Abdurrahman bin Ebza (r.a.)'den şöyle demiştir: Ben Ömer bin el-Hattab (r.a)'ın yanında idim. Bir adam geldi ve; (Ya emire'l-mu'minin) biz bir iki ay bir yerde kalıyoruz. (Cünub oluyor su bulamıyoruz, ne yapalım?) dedi. Hz. Ömer; Ben olsam su buluncaya kadar yıkanmam, cevabını verdi. (Orada bulunan) Ammar şöyle dedi: Ya Emir'el-mu'minin, hatırlıyor musun? Hani seninle deve (gütmek) de idik de ikimiz de cünup olmuştuk. Bunun üzerine ben yerde yuvarlandım.Resulullah (Sallallahu aleyhi ve Sellem)'e gelip durumu söyledim. Resulullah (Sallallahu aleyhi ve Sellem); "Şöyle yapman sana yeterdi" buyurdu ve ellerini yere vurdu, sonra onlara üfledi. Sonra da elleriyle yüzünü ve kolunun yansına kadar ellerini meshetti.

 

Hz. Ömer: Ey Ammar Allah'tan kork! dedi. Ammar da: Ya Emirel-mu'minin, eğer sen istersen vallahi bunu ebediyyen (bir daha) söylemem, dedi. Bunun üzerine Hz. Ömer: Hayır, vallahi bundan (teyemmüm hadisesinden) üzerine aldığın sorumluluğu sana bırakıyorum, dedi.

 

 

Diğer tahric: Buhari, teyemmüm; Müslim, hayz; Nesai, tahare; İbni Mace, tahare; Ahmed b. Hanbel IV, 263, 265, 320.

 

AÇIKLAMA:     Haberden anlaşıldığına göre, bir adam Hz.

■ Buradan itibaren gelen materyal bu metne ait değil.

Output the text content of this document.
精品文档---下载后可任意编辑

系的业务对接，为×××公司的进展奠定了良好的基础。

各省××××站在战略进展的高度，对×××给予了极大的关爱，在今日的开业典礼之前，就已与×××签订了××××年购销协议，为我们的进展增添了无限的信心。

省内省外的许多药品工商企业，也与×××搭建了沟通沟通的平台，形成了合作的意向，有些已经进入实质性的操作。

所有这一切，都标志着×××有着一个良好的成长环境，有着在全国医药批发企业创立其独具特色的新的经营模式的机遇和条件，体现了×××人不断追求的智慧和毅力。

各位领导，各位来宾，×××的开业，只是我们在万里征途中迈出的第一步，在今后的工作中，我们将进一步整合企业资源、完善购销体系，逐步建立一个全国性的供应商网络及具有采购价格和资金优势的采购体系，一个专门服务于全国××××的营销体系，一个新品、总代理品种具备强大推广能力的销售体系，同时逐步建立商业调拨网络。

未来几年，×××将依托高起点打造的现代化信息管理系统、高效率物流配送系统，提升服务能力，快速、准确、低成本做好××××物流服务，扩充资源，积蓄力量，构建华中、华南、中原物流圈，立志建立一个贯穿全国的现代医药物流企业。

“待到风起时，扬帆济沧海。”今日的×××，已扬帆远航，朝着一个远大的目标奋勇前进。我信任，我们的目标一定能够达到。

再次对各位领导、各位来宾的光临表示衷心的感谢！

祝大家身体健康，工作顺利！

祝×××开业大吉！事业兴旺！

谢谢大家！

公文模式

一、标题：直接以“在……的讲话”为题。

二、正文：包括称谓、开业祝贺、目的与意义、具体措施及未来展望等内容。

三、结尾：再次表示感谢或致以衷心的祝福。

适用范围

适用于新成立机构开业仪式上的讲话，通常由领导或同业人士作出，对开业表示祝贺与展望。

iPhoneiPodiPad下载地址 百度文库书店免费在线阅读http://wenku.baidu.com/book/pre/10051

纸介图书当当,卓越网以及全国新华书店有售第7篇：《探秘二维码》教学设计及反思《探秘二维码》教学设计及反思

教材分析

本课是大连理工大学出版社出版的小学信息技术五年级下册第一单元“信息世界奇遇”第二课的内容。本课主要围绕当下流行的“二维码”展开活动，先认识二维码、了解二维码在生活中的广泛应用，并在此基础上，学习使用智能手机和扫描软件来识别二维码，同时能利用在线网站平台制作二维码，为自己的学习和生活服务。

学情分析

Ömer'e gelerek kendilerinin çok az su bulunan bir yerde olduklarını, bu yüzden bazan yıkanabilmek için bir iki ay su bulamadıklarını, bu durumda ne yapmaları gerektiğini sormuş. Hz. Ömer de "Ben olsam su buluncaya kadar yıkanmam" diyerek bu durumda namaz kılamayacaklarını söylemiş; orada bulunan Hz. Ammar başlarından geçen bir hadiseyi hatırlatarak, böyle hallerde teyemmüm yapılabileceğini belirtmek istemiştir. Ancak Hz. Ömer bu hadiseyi hatırlayamamış ve bu istikametteki bir fetvanın vebalinin Ammar'a ait olacağını söylemiştir.

 

Bu hadiste Resulullah (s.a.v.)'in, ellerini yere vurduktan sonra üflediği beyan edilmektedir ki önceki hadiste de ifade edildiği üzere teyemmümde elde toz bulunmasını şart koşmayanların görüşlerini te'yid eder. Karşı görüşte olanlar, bu üflemenin, tozu uçurmayacak şekilde hafif olduğunu söylemişlerdir.

 

Yine Hadisten, teyemmümde bir vuruşun yeterli olduğu anlaşılmaktadır. Nitekim, bazı alimlerin bu görüşte oldukları daha evvel beyan edilmişti. İki vuruşun farz olduğu görüşünde olanlar, bu Hadisi şu şekilde anlamışlardır: "Bu ve bundan önceki hadis, meshin nasıl yapıldığını beyan içindir. Teyemmümle ilgili bütün esasları ifade etmemekdedir. Allah, abdestte elleri dirseklere kadar yıkamayı "yüzünüzü ve dirseklere kadar ellerinizi yıkayınız" [Maide 6] ayeti ile farz kılmıştır. "Teyemmüm’de de meshi "yüzünüzü ve ellerinizi mesh ediniz"[Nisa 43] ayeti ile vacip kılmıştır. Teyemmüm ayetinde mutlak olarak zikredilen el, abdest ayetinde "dirseklere kadar" diye kaydedilen eldir. Bu açık beyan ancak bunun kadar açık bir beyanla terkedilebilir ki, o da yoktur. Öyleyse teyemmümde ellerin meshedileceği miktar, "dirseklere kadar"dır. Bu ifadeler, ayrıca teyemmümde, ellerin bileklere kadar meshini yeterli görenlere de bir cevap mahiyetindedir.

 

Hafız İbni Hacer el-Askalani Buhari şerhi Fethu'l-Bari'de teyemmümde vacip olan şeylerin bu hadiste anlatılanlar olduğunu, bunlara ilave olarak fiilen yapılan şeylerin kemale delalet ettiğini, kavli bir ziyadenin de mevcut olmadığını söylemektedir.

 

Ammar (r.a.)'ın bu kıssası Resulullah (Sallallahu aleyhi ve Sellem) zamanında içtihadın caiz olduğuna ve bunun fiilen tatbik edildiğine delildir. Fakat konu, usul alimleri arasında ihtilaflara yol açmıştır.Kimi, Resulullah (Sallallahu aleyhi ve Sellem) devrinde içtihadın mutlak olarak caiz olmadığını; kimi, Efendimiz'in gıyabında caiz olduğunu, huzurunda caiz olmadığını söylerken bazıları da Efendimizin hem huzurunda hem de gıyabında içtihadın caiz olduğu görüşünü benimsemektedirler. Menhel sahibinin beyanına göre esah olan, her halükarda cevazıdır.